Interdepartmental Clinical Care Teams: Germinating in Colleges

Could the future of interdepartmental clinical care teams be germinating in colleges around the U.S.?

As hospitals and other healthcare organizations continue to strive for the “triple aim” of improved population health, lower costs and improved patient experiences, many organizations are turning to interdepartmental care as one solution.

But implementing team-based care is a challenge. Ongoing silos. Old clinical and personal habits. Turf wars. These roadblocks and others often prevent fast adoption.
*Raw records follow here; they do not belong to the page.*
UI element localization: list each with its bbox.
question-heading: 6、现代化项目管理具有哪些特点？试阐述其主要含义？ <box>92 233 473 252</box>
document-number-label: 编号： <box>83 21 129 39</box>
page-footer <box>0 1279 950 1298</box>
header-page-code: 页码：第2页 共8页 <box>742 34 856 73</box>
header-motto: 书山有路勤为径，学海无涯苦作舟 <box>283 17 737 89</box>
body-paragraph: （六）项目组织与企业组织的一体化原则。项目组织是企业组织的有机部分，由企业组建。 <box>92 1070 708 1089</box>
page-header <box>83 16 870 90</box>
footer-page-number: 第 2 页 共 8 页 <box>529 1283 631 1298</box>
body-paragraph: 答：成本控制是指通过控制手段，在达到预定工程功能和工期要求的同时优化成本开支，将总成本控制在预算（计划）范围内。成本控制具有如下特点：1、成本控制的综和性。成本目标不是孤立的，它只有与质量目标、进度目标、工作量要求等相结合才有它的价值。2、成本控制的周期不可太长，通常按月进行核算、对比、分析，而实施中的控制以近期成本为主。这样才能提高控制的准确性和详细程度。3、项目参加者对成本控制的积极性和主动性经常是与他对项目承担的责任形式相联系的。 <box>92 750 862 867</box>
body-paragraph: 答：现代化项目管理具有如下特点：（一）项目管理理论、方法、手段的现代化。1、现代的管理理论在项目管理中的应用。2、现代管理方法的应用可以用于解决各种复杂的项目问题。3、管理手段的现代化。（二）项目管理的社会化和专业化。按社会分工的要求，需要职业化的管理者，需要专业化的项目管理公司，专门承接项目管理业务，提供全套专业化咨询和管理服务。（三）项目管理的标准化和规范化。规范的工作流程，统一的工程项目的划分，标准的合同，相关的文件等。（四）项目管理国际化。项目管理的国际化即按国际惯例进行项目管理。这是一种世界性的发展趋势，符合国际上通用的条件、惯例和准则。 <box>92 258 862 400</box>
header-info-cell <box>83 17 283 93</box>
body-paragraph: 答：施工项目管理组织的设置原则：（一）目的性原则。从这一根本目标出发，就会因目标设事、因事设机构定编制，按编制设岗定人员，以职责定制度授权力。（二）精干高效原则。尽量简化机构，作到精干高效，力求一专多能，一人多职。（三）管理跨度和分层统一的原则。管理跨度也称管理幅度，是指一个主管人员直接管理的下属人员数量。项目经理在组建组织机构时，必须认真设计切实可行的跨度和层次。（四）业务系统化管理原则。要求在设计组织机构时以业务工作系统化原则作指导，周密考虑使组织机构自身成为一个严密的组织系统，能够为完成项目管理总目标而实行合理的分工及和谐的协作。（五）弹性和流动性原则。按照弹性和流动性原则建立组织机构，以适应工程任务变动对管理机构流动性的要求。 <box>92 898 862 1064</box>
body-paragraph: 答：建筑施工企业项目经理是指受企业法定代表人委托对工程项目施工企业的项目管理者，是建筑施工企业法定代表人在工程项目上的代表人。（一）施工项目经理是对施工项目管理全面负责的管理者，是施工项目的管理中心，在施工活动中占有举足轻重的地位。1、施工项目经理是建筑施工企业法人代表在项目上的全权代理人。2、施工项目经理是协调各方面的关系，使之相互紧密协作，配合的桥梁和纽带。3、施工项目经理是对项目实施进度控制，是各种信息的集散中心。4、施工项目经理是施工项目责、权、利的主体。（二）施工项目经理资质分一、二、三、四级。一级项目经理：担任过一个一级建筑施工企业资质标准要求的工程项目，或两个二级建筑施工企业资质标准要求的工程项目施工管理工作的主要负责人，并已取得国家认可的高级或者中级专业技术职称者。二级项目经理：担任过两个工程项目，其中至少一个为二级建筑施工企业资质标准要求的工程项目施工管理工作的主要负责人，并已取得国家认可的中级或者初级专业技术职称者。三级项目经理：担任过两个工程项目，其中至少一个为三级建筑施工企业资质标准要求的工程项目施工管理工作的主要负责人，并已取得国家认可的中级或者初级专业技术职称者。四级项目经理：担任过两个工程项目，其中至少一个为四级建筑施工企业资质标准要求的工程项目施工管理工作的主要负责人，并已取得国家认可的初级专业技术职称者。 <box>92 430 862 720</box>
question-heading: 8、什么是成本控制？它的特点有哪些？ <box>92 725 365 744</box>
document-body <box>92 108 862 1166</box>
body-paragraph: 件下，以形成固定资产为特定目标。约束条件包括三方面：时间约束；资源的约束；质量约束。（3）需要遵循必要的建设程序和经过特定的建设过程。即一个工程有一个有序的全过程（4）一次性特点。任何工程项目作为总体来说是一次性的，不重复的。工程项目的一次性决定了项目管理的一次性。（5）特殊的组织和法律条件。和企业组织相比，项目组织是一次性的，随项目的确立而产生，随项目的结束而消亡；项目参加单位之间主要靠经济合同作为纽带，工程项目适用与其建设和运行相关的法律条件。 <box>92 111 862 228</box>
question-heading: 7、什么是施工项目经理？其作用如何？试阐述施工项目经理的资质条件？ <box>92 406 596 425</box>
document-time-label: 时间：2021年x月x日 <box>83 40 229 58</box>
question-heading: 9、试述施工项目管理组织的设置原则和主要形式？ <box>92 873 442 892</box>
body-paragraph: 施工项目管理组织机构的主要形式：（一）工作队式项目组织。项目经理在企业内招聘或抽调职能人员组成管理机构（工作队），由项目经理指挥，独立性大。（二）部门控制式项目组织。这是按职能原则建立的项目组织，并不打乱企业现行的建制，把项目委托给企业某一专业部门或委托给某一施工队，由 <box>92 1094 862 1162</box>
Where healthcare sees roadblocks, though, colleges (including medical schools) see opportunity and are now implementing semester-long programs specifically designed to teach clinical teamwork skills and provide an atmosphere where future providers learn about the different roles each profession plays on the team.

Perhaps the best example is at the University of Michigan, where the course – Team-Based Clinical Decision Making (TBCM) enrolls students in dentistry, pharmacy, social work, medicine and nursing. In fact, it’s a required course for all third year Doctor of Pharmacy and Doctor of Dental Surgery students.

To build teamwork skills and awareness, each student is assigned to groups of six to eight people which have all four disciplines represented. Using exercises, case studies, discussion and both self and group-evaluation, the students work towards competency in understanding different roles and responsibilities and working effectively as diverse teams.

What has been the outcome? Student feedback has been positive and has focused on new insights. “I don’t need to be an expert in all areas,” one student remarked. “I need to be an expert in my field and understand how to work with other disciplines on the team.”

The course has also shown students the downside to teamwork as well as some teams noticed a decrease in team functioning over time, often the result of a disengaged or overpowering team member.

As more younger professionals enter the clinical environment, the drive towards interdepartmental teams may be a natural extension of what they have already learned in school, resulting in an acceleration of adoption in healthcare communities across the U.S.